Sono passati ventisei anni dal 5 settembre del 1997, quando Madre Teresa, la suora degli ultimi, dei più poveri tra i poveri, partita dall’Albania per dedicare tutta la sua vita ai bisognosi dell’India, moriva nella sua Calcutta, circondata dall’affetto delle suore e del mondo intero. Il 4 settembre 2016, la piccola ‘matita di Dio’, veniva canonizzata da Papa Francesco durante il Giubileo della Misericordia. Una vita straordinaria, una vocazione speciale quella di questa piccola donna con il sari bianco e blu. Un’esperienza che sarebbe impensabile racchiudere in poche parole.

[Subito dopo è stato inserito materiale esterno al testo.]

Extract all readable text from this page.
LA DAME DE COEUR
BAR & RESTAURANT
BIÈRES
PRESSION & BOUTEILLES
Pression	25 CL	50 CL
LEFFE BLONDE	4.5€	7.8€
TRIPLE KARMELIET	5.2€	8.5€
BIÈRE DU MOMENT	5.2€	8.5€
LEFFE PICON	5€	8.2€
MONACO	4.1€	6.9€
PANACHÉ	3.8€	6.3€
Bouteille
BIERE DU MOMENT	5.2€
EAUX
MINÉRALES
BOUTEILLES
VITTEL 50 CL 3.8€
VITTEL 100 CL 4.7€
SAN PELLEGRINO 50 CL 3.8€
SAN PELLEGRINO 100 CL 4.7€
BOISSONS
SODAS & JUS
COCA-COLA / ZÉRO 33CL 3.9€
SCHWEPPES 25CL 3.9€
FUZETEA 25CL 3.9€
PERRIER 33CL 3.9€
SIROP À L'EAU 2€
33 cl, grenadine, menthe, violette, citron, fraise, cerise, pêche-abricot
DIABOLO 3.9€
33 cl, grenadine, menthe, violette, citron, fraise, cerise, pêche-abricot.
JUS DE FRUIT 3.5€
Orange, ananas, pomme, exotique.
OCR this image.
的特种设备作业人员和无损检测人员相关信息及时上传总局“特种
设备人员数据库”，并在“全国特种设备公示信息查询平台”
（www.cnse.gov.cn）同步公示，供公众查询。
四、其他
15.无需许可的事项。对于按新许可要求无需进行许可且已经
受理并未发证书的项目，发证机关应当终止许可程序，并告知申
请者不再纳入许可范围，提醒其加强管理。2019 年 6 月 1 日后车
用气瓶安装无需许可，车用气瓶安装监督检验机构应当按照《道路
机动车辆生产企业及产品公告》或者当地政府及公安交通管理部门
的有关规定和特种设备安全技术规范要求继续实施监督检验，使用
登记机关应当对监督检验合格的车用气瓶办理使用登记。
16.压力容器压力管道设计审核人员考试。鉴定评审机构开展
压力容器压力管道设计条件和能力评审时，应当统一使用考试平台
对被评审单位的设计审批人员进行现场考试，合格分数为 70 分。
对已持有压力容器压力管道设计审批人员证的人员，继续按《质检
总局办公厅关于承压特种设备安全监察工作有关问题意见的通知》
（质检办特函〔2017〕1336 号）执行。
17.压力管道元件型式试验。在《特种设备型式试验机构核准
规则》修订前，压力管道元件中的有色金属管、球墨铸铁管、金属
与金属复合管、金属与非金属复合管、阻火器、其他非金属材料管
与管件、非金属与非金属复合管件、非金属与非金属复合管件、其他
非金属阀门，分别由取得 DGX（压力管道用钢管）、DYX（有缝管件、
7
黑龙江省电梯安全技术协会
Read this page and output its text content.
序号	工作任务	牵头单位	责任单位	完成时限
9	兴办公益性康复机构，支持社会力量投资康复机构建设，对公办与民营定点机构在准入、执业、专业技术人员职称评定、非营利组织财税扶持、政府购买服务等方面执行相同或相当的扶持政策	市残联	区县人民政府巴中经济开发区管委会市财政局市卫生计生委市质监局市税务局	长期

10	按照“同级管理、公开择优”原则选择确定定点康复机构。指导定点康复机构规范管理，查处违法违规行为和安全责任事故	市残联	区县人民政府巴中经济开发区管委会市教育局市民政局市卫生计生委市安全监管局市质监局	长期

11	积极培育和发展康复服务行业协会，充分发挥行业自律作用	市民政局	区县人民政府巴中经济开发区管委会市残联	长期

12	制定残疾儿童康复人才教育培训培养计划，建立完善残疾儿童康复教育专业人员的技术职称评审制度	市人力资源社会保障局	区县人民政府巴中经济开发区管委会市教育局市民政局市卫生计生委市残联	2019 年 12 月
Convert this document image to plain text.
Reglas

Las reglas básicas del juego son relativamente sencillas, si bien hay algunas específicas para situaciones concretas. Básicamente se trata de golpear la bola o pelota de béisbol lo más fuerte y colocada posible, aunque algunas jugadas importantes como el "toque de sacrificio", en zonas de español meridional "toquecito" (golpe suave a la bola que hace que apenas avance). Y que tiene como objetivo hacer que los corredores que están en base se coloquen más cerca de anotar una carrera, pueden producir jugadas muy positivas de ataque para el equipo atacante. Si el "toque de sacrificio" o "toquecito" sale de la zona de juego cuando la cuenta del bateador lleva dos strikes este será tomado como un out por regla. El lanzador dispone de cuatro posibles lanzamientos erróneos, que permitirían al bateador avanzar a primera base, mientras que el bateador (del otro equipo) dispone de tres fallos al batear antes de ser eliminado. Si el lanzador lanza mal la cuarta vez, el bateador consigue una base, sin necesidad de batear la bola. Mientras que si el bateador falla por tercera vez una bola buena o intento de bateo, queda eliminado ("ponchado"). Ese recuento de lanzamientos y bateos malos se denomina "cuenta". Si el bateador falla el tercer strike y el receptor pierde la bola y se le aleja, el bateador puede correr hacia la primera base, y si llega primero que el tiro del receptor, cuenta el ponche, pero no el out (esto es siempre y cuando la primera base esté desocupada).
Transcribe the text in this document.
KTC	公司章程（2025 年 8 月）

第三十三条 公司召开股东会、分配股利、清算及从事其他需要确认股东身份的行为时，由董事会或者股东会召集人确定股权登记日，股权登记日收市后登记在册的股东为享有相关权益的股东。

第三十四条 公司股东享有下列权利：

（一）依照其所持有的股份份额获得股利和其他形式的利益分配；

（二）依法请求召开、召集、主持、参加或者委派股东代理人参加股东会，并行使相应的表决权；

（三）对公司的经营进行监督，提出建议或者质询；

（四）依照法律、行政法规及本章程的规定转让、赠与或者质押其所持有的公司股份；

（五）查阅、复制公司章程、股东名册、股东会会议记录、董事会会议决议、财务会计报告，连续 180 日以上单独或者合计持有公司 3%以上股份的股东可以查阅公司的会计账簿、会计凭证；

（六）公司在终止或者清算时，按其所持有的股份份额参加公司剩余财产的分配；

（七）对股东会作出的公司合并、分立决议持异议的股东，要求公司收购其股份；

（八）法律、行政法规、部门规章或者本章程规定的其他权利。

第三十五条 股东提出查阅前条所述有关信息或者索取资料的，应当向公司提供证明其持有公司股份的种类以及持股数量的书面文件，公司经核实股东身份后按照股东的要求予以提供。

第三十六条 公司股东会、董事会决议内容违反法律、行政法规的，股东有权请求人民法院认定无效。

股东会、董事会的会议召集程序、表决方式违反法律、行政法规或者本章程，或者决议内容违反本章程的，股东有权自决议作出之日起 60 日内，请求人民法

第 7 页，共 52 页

C’è un aspetto che mi ha sempre particolarmente affascinato della santità di questa consacrata. Con la sua vita, le sue opere, madre Teresa ha testimoniato al mondo il valore e il senso salvifico della sofferenza. Non solo. Ella annunciava al mondo che il dolore avvicina l’uomo a Gesù ed è un’opportunità di conversione. Una vera e propria rivoluzione davanti al modo di pensare e di vivere oggi. Credo però che la più grande testimonianza sul senso del dolore, Madre Teresa l’abbia data vivendo la sua notte oscura della fede. Un tempo lungo e difficile, un tratto che ritroviamo in altri santi come san Giovanni della Croce, santa Teresa di Lisieux, santa Giovanna Francesca Frémiot de Chantal, santa Teresa d’Avila solo per citarne alcuni. Ciò che colpisce è il modo in cui vive questo tempo, senza mai allontanarsi dalla sua missione e dal suo ministero.
Scriveva alle sue suore: «Mie care figlie, senza sofferenza il nostro lavoro sarebbe solo lavoro sociale, molto buono ed utile, ma non sarebbe l’opera di Gesù Cristo, non parteciperebbe alla redenzione. Gesù desiderava aiutarci condividendo la nostra vita, la nostra solitudine, la nostra agonia e morte. Tutto questo Egli lo prese su Se Stesso, e lo portò nella notte più scura. Solo essendo uno di noi ci poteva redimere. A noi è permesso fare lo stesso: tutta la desolazione dei poveri, non solo la loro povertà materiale ma anche la loro profonda miseria spirituale devono essere redente e dobbiamo condividerle. Quando vi risulti difficile, pregate così: “Voglio vivere in questo mondo che è lontano da Dio, che si è allontanato tanto dalla luce di Gesù, per aiutarLo, per caricare su di me una parte della Sua sofferenza”».
Come è lontano il suo parlare dal nostro modo di vivere! Pensiamo che, quando il dolore bussa alla porta del nostro cuore, abbiamo il diritto di prenderci le pause da tutto e specialmente dalle cose di Dio per ritrovare la pace e la serenità. Madre Teresa invece ci insegna a stare nel dolore, a viverlo come una chiamata. «Se questo Vi porta gloria, se le anime sono portate a Voi – scrive la piccola santa – con gioia accetto tutto fino alla fine della mia vita. Io sono disposta a soffrire per tutta l’eternità, se questo è necessario». E ancora: «Se vorrò che Dio mi santifichi, voglio essere santa dell’oscurità e chiederà al cielo di essere la luce per coloro che vivono nelle tenebre sulla terra» (citata in B. Kolodiejchuk, Sii la mia luce, Bur 2009).
Significativo il commento di Marina Ricci, vaticanista del Tg5 che si è recata più volte a Calcutta per raccontare il lavoro di Madre Teresa: «Lei che aveva obbedito alla voce di Gesù che le chiedeva di essere povera tra i poveri, di abbracciare la miseria materiale, il disprezzo, l’abbandono e l’angoscia di chi non ha nulla, aveva stretto tra le braccia troppo forte quella Croce. E i segni di quell’abbraccio avevano passato il corpo fino ad arrivare all’anima, trasformandola in un orto del Getsemani e costringendola a urlare: “Dio, Padre, dove sei?”. Ebbene sì, madre Teresa aveva dubitato. E così facendo aveva ridato carne alla santità, ci ha testimoniato che il buio si può attraversare restando abbracciati alla croce». È questa la via della salvezza.